Phasing out mixed uses now policy
It has become official policy to phase out the mixing of shops and homes when districts are rezoned, Kenneth To Lap-kee, an urban planner and consultant, said.
Government planners worried about out-of-control redevelopment decided to rezone all of Tsim Sha Tsui and half of Mong Kok in 1993 for commercial use only. The practice of single-purpose zoning was later extended to Hong Kong Island.
To said the relocation of Kai Tak airport and subsequent relaxation of limits to building heights in Kowloon played a part in encouraging officials to further phase out mixed use.
'The rezoning of Tsim Sha Tsui for purely commercial [use] was nonsense. Why stop people from living there when there are certainly people wanting to live there for the sake of convenience?' he said.
As malls and offices gradually replace old tenements, the population of Tsim Sha Tsui is slowly falling. The number of residents decreased between 1996 and 2006 to 35,212 from 36,388, census figures show.

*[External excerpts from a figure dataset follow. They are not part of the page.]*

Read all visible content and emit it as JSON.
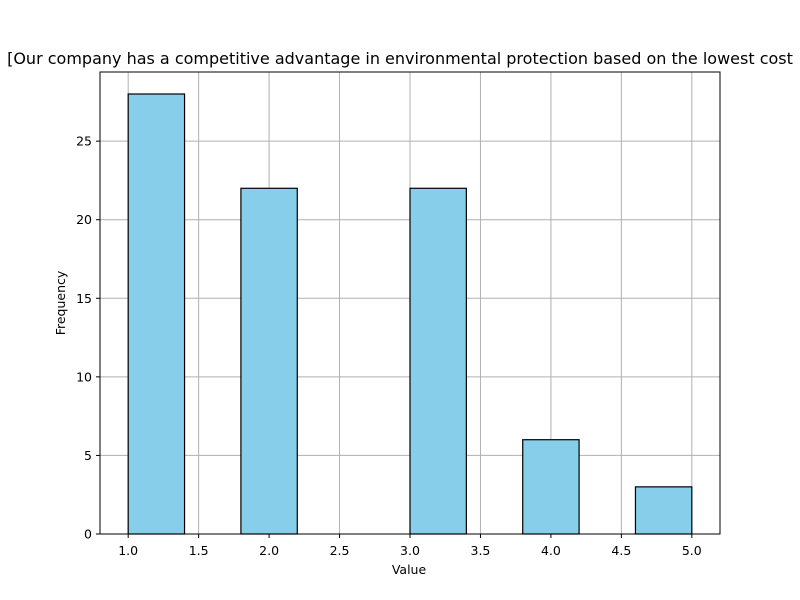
{
  "chart_data": {
    "type": "bar",
    "title": "[Our company has a competitive advantage in environmental protection based on the lowest cost",
    "xlabel": "Value",
    "ylabel": "Frequency",
    "xlim": [
      0.8,
      5.2
    ],
    "ylim": [
      0,
      29.4
    ],
    "bins": [
      {
        "start": 1.0,
        "end": 1.4,
        "count": 28
      },
      {
        "start": 1.4,
        "end": 1.8,
        "count": 0
      },
      {
        "start": 1.8,
        "end": 2.2,
        "count": 22
      },
      {
        "start": 2.2,
        "end": 2.6,
        "count": 0
      },
      {
        "start": 2.6,
        "end": 3.0,
        "count": 0
      },
      {
        "start": 3.0,
        "end": 3.4,
        "count": 22
      },
      {
        "start": 3.4,
        "end": 3.8,
        "count": 0
      },
      {
        "start": 3.8,
        "end": 4.2,
        "count": 6
      },
      {
        "start": 4.2,
        "end": 4.6,
        "count": 0
      },
      {
        "start": 4.6,
        "end": 5.0,
        "count": 3
      }
    ],
    "x_ticks": [
      "1.0",
      "1.5",
      "2.0",
      "2.5",
      "3.0",
      "3.5",
      "4.0",
      "4.5",
      "5.0"
    ],
    "y_ticks": [
      "0",
      "5",
      "10",
      "15",
      "20",
      "25"
    ],
    "grid": true,
    "bar_color": "#87CEEB",
    "edge_color": "#000000",
    "grid_color": "#b0b0b0"
  }
}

Although shops may exist in a residential zone, they are confined to the first three floors of a building.
But To said rezoning might affect small and medium-sized enterprises, which often find a niche in a mixed-use building and may not be able to afford the rent in a high-end tower.
In Singapore, the Urban Redevelopment Authority introduced a 'white zone' that allows a combination of commercial, residential, hotel, sports, recreational and even clean industrial uses.